# How do you factor completely 2y^3 + 6y^2 - 5y - 15?

Aug 1, 2018

$= \left(y + 3\right) \left(2 {y}^{2} - 5\right)$

#### Explanation:

There are $4$ terms. Make two groups which each have a common factor.
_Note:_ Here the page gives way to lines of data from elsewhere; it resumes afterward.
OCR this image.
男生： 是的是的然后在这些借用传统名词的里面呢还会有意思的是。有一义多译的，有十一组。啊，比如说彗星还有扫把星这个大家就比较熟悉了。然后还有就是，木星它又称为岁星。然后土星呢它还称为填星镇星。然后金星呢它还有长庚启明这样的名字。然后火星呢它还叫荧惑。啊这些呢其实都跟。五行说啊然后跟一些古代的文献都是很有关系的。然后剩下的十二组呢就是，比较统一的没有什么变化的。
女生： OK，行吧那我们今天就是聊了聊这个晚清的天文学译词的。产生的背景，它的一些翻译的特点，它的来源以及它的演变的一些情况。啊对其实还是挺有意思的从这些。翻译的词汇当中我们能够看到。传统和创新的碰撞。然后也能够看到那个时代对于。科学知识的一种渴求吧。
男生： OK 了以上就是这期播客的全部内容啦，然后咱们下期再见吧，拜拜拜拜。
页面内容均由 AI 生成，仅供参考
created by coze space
$\left(2 {y}^{3} + 6 {y}^{2}\right) + \left(- 5 y - 15\right)$

$= 2 {y}^{2} \left(y + 3\right) - 5 \left(y + 3\right) \text{ } \leftarrow$ there is a common bracket

$= \left(y + 3\right) \left(2 {y}^{2} - 5\right)$

Aug 1, 2018

$\left(y + 3\right) \left(\sqrt{2} y - \sqrt{5}\right) \left(\sqrt{2} y + \sqrt{5}\right)$

#### Explanation:

$\text{factor first/second and third/fourth terms by "color(blue)"grouping}$

$= 2 {y}^{2} \left(y + 3\right) - 5 \left(y + 3\right)$

$\text{take out the "color(blue)"common factor } \left(y + 3\right)$

$= \left(y + 3\right) \left(2 {y}^{2} - 5\right)$

$\text{factor "(2y^2-5)" as a "color(blue)"difference of squares}$

•color(white)(x)a^2-b^2=(a-b)(a+b)

$\text{with "a=sqrt2y" and } b = \sqrt{5}$

$= \left(y + 3\right) \left(\sqrt{2} y - \sqrt{5}\right) \left(\sqrt{2} y + \sqrt{5}\right)$